Candidates should not assume that they will know all of the answers just because they have a degree in the subject. In a technical interview, candidates are likely to be asked questions that:
- Relate to specific knowledge about the company’s technical activities;
- Relate to understanding the technical work required as part of the job;
- Relate to work completed as part of a degree course (if this relates to the job applied for);
- Require candidates to solve actual technical problems that they might face in the job.
The best way to prepare is to first go through all of the details provided in relation to the job (job description, personal specification, essential skills, desirable skills).
Brush up on any equations you would probably never use in the workplace, but that you had to learn when studying for your qualification.
Do as much research as possible into technical interviews – job-advice websites often provide examples of questions you might be asked, as well as technical interview tips.
Practise, showing your methodology. You might be able to do 90 multiplied by 80 in your head, but for the purposes of the interview, practice reverting back a stage when you would have calculated:
9 x 8 = 72
72 x 100 = 7,200
It’s unlikely you will be asked a question you have seen before. As such, have a go at keeping your mind under control when you read a completely new question.
Try and replicate interview conditions as much as possible, and work on trying to keep a cool head so that you can digest the question and start crafting your answer.
A technical interview is, in essence, a standard interview with some additional tasks and questions thrown in. Therefore, it’s important that you prep yourself for the interview itself and don’t just focus on the technical side.

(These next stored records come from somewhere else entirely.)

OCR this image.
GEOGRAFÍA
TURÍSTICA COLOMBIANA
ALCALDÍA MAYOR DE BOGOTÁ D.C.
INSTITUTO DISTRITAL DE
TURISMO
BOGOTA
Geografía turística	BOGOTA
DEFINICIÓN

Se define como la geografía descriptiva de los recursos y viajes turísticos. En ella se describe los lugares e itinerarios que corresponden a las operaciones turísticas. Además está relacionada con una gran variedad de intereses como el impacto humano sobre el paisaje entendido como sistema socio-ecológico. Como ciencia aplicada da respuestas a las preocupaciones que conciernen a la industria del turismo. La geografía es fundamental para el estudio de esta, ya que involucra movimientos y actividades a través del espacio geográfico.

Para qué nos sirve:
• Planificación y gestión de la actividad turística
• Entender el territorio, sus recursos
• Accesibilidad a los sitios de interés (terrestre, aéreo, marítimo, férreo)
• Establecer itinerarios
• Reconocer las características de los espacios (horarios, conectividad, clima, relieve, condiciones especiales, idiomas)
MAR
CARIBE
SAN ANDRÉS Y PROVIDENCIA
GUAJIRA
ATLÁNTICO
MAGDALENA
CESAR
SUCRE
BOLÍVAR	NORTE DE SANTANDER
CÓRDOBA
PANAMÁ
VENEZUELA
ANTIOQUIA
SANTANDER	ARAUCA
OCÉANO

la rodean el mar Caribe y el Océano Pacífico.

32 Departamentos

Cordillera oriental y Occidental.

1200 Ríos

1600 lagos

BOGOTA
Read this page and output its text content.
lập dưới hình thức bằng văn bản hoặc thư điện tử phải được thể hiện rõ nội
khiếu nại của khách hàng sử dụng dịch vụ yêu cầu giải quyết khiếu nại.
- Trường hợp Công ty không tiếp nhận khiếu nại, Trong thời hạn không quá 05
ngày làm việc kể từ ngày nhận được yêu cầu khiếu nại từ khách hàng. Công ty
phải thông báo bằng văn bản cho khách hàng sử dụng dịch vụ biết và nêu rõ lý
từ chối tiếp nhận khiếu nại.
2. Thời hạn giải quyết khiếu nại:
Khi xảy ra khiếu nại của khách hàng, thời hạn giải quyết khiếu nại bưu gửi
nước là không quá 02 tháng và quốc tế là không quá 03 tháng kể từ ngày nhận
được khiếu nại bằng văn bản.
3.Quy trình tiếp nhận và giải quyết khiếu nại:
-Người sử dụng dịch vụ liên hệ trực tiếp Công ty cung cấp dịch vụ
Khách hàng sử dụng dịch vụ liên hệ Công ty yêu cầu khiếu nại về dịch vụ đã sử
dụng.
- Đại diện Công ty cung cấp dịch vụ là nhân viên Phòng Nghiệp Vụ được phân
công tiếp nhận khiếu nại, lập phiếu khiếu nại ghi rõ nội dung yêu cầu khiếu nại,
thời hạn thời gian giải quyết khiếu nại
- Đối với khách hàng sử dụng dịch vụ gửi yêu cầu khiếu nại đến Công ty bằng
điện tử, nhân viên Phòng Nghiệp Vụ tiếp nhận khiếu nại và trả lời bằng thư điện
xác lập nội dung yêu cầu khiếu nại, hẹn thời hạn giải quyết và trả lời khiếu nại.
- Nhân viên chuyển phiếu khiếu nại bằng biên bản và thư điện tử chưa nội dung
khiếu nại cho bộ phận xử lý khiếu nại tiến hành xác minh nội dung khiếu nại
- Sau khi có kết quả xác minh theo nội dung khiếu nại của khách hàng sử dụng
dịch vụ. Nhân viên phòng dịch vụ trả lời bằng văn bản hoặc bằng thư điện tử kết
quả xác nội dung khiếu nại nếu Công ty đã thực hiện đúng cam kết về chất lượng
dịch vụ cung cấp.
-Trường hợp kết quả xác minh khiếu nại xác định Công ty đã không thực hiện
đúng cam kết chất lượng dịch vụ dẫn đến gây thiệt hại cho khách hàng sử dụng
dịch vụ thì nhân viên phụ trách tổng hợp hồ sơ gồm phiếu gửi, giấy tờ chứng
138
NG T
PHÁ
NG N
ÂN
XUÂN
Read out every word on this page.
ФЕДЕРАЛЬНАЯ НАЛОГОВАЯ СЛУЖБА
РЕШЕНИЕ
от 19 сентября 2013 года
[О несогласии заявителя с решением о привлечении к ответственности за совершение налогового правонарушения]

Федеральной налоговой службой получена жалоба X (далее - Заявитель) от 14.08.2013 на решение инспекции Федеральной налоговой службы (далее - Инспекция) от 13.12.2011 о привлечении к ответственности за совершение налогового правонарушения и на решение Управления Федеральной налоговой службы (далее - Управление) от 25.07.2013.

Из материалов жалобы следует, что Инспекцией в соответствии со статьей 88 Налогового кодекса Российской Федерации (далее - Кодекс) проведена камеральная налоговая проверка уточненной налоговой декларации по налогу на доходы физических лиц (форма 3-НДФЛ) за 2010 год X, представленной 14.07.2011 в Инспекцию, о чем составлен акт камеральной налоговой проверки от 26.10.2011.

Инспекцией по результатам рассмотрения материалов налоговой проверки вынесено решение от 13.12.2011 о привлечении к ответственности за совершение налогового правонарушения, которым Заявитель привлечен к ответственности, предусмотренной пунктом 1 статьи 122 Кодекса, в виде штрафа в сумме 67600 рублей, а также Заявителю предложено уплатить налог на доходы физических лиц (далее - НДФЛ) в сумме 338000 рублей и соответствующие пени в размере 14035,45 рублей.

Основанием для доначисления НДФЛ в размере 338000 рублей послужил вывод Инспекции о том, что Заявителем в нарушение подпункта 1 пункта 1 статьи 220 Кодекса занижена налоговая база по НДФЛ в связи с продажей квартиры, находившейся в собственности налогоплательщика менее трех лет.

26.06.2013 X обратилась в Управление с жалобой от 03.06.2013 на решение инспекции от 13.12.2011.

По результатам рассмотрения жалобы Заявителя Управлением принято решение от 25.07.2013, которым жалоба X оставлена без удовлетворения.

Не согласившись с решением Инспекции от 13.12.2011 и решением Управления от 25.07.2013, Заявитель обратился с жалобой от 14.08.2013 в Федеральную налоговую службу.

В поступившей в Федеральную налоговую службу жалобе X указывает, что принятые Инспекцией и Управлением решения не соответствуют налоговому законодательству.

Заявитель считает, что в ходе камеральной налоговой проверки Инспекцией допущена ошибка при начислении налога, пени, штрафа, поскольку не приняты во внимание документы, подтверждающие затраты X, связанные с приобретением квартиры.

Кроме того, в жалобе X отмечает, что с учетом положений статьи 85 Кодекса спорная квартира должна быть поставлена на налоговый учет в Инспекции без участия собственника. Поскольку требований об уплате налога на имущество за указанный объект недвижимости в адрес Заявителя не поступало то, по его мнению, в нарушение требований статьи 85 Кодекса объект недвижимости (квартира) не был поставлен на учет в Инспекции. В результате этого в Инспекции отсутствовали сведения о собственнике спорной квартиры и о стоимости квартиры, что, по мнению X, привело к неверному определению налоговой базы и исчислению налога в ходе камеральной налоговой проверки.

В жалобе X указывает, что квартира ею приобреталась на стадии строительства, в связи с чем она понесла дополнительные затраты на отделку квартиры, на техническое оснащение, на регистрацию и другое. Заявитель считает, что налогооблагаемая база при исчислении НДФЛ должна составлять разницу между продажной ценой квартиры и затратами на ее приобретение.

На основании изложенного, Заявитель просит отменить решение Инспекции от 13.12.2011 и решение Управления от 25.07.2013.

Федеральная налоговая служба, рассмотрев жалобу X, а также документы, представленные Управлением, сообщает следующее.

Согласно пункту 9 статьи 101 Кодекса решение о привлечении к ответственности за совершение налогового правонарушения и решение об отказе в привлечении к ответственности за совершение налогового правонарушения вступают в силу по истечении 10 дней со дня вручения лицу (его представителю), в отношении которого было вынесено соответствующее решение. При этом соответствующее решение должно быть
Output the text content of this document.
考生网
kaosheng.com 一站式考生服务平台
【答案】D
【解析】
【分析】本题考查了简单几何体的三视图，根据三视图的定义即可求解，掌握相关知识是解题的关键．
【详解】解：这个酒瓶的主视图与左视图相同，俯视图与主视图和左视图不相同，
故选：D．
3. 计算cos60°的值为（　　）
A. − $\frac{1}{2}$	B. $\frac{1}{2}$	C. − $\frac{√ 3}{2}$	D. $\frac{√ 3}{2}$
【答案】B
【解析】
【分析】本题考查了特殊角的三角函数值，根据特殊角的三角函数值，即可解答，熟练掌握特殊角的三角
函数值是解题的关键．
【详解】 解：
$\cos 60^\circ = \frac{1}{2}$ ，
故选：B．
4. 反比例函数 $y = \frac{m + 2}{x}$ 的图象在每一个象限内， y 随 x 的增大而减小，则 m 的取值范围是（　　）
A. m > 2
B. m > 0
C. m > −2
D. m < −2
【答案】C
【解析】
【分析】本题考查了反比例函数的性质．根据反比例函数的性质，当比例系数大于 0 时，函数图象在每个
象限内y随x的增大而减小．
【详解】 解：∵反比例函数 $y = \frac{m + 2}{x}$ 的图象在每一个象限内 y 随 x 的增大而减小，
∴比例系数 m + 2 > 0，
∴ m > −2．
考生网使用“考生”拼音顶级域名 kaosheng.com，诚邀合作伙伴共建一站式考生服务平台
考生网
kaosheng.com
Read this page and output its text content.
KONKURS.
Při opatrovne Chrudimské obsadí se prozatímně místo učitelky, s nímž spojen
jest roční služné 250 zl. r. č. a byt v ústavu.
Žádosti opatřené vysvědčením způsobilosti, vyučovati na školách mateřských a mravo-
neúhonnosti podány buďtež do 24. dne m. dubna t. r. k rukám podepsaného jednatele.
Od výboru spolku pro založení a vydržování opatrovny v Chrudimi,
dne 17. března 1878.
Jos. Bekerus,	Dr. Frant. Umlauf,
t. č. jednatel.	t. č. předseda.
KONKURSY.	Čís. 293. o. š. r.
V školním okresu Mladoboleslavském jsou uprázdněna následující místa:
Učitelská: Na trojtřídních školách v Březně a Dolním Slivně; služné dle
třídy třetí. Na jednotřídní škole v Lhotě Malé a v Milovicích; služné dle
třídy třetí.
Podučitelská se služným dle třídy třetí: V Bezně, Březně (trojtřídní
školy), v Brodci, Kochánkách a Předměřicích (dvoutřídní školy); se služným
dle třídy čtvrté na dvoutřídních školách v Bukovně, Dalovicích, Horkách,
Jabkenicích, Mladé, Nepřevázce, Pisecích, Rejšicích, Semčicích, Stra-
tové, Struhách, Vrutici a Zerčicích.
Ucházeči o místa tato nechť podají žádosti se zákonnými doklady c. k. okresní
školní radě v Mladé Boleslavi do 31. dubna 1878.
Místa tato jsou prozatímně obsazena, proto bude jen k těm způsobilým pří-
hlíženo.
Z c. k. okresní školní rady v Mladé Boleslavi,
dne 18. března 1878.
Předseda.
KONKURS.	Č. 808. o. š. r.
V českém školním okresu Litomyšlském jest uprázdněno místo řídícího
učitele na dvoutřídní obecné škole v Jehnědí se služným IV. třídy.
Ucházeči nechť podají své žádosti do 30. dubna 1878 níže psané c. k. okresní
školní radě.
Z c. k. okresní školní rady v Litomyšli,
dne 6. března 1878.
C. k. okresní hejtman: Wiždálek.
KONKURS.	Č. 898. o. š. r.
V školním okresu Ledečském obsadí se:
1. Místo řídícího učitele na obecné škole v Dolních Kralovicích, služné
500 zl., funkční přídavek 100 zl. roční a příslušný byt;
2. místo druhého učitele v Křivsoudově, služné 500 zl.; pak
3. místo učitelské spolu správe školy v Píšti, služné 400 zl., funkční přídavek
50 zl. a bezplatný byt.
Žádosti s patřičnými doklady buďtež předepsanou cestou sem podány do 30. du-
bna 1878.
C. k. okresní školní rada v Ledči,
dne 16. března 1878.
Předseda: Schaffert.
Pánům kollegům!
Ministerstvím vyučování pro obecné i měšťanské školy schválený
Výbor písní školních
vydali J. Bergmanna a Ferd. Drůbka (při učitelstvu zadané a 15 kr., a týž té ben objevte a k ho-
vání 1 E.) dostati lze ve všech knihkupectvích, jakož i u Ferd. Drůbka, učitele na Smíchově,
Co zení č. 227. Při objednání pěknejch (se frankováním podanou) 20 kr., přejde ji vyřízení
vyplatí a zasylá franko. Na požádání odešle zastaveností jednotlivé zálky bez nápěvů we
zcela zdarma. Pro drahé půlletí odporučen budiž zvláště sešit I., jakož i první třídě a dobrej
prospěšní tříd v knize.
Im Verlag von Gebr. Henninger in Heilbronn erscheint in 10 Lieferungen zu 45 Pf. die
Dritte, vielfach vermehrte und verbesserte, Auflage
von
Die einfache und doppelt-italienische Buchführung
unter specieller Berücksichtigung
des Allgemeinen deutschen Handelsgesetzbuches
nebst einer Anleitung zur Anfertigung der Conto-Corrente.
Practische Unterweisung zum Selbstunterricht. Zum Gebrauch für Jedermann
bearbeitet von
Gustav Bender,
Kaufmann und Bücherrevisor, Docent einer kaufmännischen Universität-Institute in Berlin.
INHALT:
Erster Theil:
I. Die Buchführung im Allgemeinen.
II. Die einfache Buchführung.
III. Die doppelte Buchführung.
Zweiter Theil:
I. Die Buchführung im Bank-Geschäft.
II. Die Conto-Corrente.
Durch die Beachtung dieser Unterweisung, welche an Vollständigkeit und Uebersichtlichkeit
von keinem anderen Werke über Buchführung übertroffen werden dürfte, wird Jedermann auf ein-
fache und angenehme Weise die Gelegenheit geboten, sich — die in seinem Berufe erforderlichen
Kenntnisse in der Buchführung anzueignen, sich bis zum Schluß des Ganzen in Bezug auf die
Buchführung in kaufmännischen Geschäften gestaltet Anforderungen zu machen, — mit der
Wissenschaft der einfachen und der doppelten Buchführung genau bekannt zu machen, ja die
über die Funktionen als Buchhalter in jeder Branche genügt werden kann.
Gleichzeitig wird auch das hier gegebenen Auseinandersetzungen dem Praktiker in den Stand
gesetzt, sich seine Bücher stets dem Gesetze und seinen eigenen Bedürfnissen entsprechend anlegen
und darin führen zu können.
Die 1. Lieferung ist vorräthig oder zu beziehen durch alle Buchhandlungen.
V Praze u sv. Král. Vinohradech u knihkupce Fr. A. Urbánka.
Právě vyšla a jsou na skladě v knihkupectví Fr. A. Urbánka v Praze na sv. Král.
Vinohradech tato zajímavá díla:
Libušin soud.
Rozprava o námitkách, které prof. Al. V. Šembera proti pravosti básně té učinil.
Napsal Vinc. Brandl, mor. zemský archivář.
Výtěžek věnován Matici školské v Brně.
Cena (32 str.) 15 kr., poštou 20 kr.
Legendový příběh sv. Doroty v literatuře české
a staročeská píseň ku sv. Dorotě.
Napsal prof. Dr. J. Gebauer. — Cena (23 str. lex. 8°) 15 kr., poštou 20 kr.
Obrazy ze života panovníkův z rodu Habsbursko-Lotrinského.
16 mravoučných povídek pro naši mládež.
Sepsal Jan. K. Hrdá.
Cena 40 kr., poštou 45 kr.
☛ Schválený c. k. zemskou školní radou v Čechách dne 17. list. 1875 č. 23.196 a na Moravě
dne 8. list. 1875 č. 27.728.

The employer will be looking for a personable, articulate individual who – despite being technically minded – is able to present their findings with confidence and in a way that is accessible to others.
Try not to get thrown off if you don’t know the answer to a question. Take some deep breaths and do the best you can to show how you would approach the question, even if you won’t be able to get to the answer. The most important thing – with any aspect of an interview – is to keep calm and composed.
It’s always positive to ask a few questions at the end of the interview. You could ask a question about the technical task that was set – eg if the employer would have come to the answer in the same way, and take an interest in their method if it is different to yours.
If you know you’ve made a mistake during the interview, revisit it at the end. Explain that you have realised you made an error, and ask for a minute to talk them through the correct answer.
A technical interview can feel daunting, but the employer wants to give someone a job. Preparing as much as you can will give you the confidence to perform on the day.
Remember, it’s not just a correct answer that counts; if you are struggling with an answer, stay calm, be methodical and talk about the approach you have taken, and why you are finding it difficult to get to an answer.